The following is a list of the honorees and the awards:
Nietzchka Keene
Professor, Department of Communication Arts
Arts Institute Creative Arts Award
Funded by the generosity of the Bassett and Evjue foundations, the Creative Arts Award recognizes the achievements of a tenured member of the arts faculty and provides general research support for a period of three years. Keene received her MFA from UCLA. Her first feature film, “The Juniper Tree,” which starred Bjork, has been screened at many venues, including the Sundance Film Festival. Her second feature, “Heroine of Hell,” starring Catherine Keener, was made for PBS. Both works are currently in release on DVD, domestically and internationally. She also works in animation, including photographing and animating a seven-minute piece called “Aves,” which has been shown at such festivals as the International Women’s Film Festival at Creteil, France. Her current feature film was shot digitally in the summer of 2001. Entitled “Barefoot to Jerusalem,” it was filmed in Madison and its surrounding small towns, Milwaukee and the Upper Peninsula of Michigan. The film is currently in post-production.
Li Chiao-Ping
Associate Professor, Dance Program
Emily Mead Baldwin-Bascom Professorship in the Creative Arts
The Emily Mead Baldwin-Bascom Professorship in the Creative Arts recognizes the achievements of a tenured member of the UW–Madison arts faculty and provides general research support for two years. Chiao-Ping is an acclaimed dancer, choreographer/director and videographer. A member of the faculty since 1993, Chiao-Ping has toured extensively as a solo artist with her evening-length works, “Yellow River,” “Entombed Warrior” and “The Men’s Project.” Her work as a videographer in collaboration with Douglas Rosenberg has been presented and screened at festivals throughout the United States, South America and Europe. Chiao-Ping has received numerous awards, grants and honors, including grants from the National Endowment for the Arts and choreographic fellowships from the Wisconsin Arts Board.
Ralph Russo
Wisconsin Union Galleries
Joyce J. and Gerald A. Bartell Award in the Arts
The Joyce J. and Gerald A. Bartell Award recognizes and honors the achievements of UW–Madison faculty and staff in the creative arts, in the areas of outreach, public service and other activities involving the larger community.
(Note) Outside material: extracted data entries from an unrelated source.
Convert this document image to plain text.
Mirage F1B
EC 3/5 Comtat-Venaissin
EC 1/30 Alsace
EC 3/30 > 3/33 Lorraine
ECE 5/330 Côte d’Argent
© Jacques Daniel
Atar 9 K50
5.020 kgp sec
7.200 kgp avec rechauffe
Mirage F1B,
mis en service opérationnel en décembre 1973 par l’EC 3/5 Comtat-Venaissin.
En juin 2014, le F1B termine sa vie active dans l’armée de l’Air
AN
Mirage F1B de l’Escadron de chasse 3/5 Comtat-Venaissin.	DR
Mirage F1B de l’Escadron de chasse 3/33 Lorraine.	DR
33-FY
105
Russo serves as adviser to the Wisconsin Union Directorate Art Committee and manages the Wisconsin Union Galleries. Working as a program adviser for the Wisconsin Union since 1984, Russo has proven himself to be a dedicated and devoted educator who has worked with generations of students to develop activities programming in all areas of the arts for the university. He is also an accomplished photographer and a leader in the photography movement in the city. As co-founder of the Center for Photography in Madison, Russo helped that organization attain non-profit status and broaden its membership. He has also generously lent his expertise to numerous organizations, including the Madison Civic Center Foundation, the Dane County Cultural Affairs Commission Grant Review Committee and the Midwest Museums Conference Planning Committee.
Bea Drysdale
Department of Art
David and Edith Sinaiko Frank Graduate Fellowship for a Woman in the Arts
The David and Edith Sinaiko Frank Graduate Fellowship for a Woman in the Arts is designed to support and encourage women musicians, dancers, artists, actors and creative writers by providing them with an opportunity to present their work in public. Drysdale is a second-year MFA art student working in the area of mixed media sculpture and fibers. A prolific artist, Drysdale has exhibited her work professionally in Chicago, La Crosse and elsewhere in Wisconsin. The Frank Graduate Fellowship will enable her to mount an exhibition of room-size fabric pieces.
Chris Walla
Department of Art
Lyman S.V. Judson and Ellen Mackechnie Judson Student Award in the Creative Arts
Walla is a third-year MFA student in the 3-D area of the Department of Art. Not only a promising young artist, Walla is also an outstanding teacher and a highly valued graduate teaching assistant in the department. The Judson Student Award will help defray the cost of mounting his final show for the MFA.
Created in 1998, the UW Arts Institute is an intercollege unit of the College of Letters and Science, the School of Education and the School of Human Ecology at UW–Madison. Governed by the arts faculty and staff, its mission is to develop, promote and administer interdisciplinary artist residencies, fellowships and awards, public programming and outreach activities for the benefit of the university and the public.